田媛把洗好的大白菜掐成一节一节的放进菜盆里,模棱两可的说:“我之前听您和爸说要续什么合同,还说房东要涨房租什么的,就问问。妈,房租真涨了吗?”按着当年的情况,房租还真是涨了几百块,悲剧的是,田家就算愿意给相同的房租,人家房东也不肯继续租给他们了!
“唉!”田母叹息了一声,有些力不从心的道:“涨了!过两天房东就来收钱,我和你爸打算再签一年的,没办法,这附近家家都涨房租,我们家的房东还算厚道的,只多涨二百块,别家都涨了五百左右了!”
田家的装潢生意在这条街上做好几年了,有了很多老顾客,搬走的话这些顾客就抓不住了。再说,这时候正是生意发展好的时候,门帘房紧俏,并不是想租就能租的。因而才会发生门帘房被夺的事故来。
谁让田家这间门帘房位置好呢!
听老妈说房东厚道,田媛忍不住撇了撇嘴。要真厚道,会为了多五百块就言而无信吗?她们家租这间门帘房四五年了,一直都是按时交房租的,也从不乱动房子的格局,墙砖啊地砖啊都维护得很好,所以房东才没有太过为难。
可到底还是抵不住金钱的诱惑。
不过,当初造成田家无处可去,急急忙忙找房子搬家的罪魁祸首并不是房东,而是她爸多年的老朋友兼堂兄弟,田友善。名字叫得好听,背后却是个怕老婆的怂货。
田友善和田媛的老爸田允笙是一同出门创业的兄弟俩。那时候田允笙和田母结婚两年多,田媛出生后,田允笙决定出门打工,为田媛挣更多奶粉钱。田允笙是村里不多的高中生之一,长得俊俏人也聪明,俩兄弟一起出门后,先后去了广州和浙江,进过厂子,当过帮工,几年下来总算学到了点手艺,便回了离家乡最近的城市开起了门面,专门做装潢的生意。
九几年正是国家经济飞速发展的时候,生意很好做,没多久二人就赚了些家底,合伙这两年,两个人之间产生过不少矛盾,正好手上有了钱,俩人一合计,便决定分开单干。不过田允笙的人脉不多,又想着这条街一直以来生意都很好,一家人根本做不完,便打着两个人在一起能互相照应的想法,把新店也开在了这条街上。
按道理,田友善手里的是老店,田允笙的是新开的,生意肯定不如他好。谁晓得,往日的老客户一听田允笙单干了,店铺还就在不远处,说什么也要找他合作。
久而久之,田允笙的店铺竟然比田友善的生意还要好!
田友善吧还好,心里有气就憋着,可是他媳妇儿不是省油的灯,鬼心眼很多。田家的门帘房会被夺,就是她在背后上窜下跳捣的鬼。她巴不得把田家一家弄得远远的,这样就没有人和她家抢生意了!

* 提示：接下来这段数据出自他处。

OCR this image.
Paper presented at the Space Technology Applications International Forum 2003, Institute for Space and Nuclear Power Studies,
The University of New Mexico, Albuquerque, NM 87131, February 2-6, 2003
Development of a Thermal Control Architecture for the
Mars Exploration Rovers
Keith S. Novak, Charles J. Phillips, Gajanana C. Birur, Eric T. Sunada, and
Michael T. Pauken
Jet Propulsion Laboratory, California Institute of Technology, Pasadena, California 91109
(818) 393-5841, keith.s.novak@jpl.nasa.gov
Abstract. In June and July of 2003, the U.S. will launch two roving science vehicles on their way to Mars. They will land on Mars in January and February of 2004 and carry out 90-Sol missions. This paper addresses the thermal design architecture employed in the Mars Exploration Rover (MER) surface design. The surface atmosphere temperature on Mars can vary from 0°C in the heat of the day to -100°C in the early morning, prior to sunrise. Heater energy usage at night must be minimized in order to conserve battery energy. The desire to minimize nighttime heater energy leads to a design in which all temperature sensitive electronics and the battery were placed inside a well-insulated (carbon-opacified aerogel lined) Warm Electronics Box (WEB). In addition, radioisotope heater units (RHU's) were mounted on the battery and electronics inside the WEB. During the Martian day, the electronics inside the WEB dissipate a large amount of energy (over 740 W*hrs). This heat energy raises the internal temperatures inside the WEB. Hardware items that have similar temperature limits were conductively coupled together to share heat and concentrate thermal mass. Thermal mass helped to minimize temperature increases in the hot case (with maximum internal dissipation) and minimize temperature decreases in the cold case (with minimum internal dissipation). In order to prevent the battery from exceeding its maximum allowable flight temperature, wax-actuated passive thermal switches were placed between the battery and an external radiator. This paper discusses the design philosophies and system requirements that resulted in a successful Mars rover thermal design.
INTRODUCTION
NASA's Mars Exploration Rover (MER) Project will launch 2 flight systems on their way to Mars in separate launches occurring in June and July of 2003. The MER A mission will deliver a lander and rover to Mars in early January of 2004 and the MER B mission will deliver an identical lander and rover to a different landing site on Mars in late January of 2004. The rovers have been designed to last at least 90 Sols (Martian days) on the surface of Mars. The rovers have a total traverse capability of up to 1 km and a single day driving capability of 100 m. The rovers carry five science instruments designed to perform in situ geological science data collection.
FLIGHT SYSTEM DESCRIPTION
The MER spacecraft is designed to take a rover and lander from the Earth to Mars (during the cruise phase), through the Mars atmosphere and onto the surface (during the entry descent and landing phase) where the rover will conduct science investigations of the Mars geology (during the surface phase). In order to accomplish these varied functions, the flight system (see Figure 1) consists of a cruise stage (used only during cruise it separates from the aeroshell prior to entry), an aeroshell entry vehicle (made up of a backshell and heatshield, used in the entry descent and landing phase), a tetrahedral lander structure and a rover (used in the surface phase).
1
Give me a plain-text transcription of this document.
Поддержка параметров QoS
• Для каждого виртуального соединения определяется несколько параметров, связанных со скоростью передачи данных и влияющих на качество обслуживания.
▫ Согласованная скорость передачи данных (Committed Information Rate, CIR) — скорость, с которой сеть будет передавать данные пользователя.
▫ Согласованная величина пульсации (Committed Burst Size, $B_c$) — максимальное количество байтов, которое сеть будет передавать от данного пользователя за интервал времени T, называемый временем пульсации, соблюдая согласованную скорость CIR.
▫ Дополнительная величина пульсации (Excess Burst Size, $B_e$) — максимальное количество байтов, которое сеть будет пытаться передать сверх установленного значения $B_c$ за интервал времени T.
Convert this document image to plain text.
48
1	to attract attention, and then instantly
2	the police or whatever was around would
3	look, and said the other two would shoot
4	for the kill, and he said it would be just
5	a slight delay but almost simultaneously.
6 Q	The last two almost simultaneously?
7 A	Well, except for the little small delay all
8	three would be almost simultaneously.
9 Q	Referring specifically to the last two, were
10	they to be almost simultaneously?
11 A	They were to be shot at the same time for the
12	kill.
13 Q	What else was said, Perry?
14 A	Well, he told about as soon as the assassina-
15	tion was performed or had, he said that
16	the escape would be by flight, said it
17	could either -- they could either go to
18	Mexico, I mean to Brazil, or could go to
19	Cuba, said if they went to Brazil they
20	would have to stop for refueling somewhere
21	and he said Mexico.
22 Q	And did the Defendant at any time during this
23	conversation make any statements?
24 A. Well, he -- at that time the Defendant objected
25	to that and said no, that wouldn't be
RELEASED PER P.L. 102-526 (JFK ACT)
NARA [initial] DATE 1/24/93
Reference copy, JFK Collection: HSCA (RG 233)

理清思路,田媛也顾不得多想,直接道:“妈,我前两天在田叔家玩的时候,好像见过咱家房东来着。当时春花阿姨送刘阿姨出门时看见我,脸色还很奇怪呢。你说,她们租的又不是刘房东家的房子,找她干啥?”
说来,田友善和他媳妇儿胡春花还是由田母介绍认识的呢,田母和胡春花从小就是同学,认识有十几二十年了,怎么可能不了解她的性子?被田媛这么一提醒,她登时就想到了里面的关键。
这些年,田友善和胡春花明里暗里对田家的嫉妒,她们也不是瞎子,不可能一点都不知道,胡春花没事儿找刘房东去家里,这里头肯定有事儿。
难不成刘房东是在待价而沽?
田媛看出她老妈已经开始怀疑,状似无意的问起:“妈,你前两天不还说有人在问房子吗?是做钢材生意的?找到房子没有啊?春花阿姨会不会是帮人家忙呢,刘房东家也许有别的门帘房要出租也不一定啊!”
咯噔一下,田母心上的弦弹了一弹,本能的,她觉得这事透着蹊跷。
刘房东家不可能还有房子,可她去见了胡春花。上回说到涨房租的时候,她的本意是想涨五百的,是她好说歹说,又是念旧情又是装可怜的,才让她松了口,说今年先只涨二百,来年生意好点,再多涨点儿。
会不会,她其实很不乐意,但又怕临时找不到租户,这才偷偷的从私底下打听,万一有人愿意出比田家更高的租金,她就辞了田家这边,转手租给别人?
反正也还没签合同,只要在这之前找到愿意出高价的,也不算违约。
田母被自己的猜测吓了一跳。赶忙用帕子擦干手,跑到日历旁翻看日期。2003年9月25日,跟过去的田媛一眼就看到了今天的日期,饶是心里有准备,也还是愣了一愣,茫然的盯着日历发起了呆。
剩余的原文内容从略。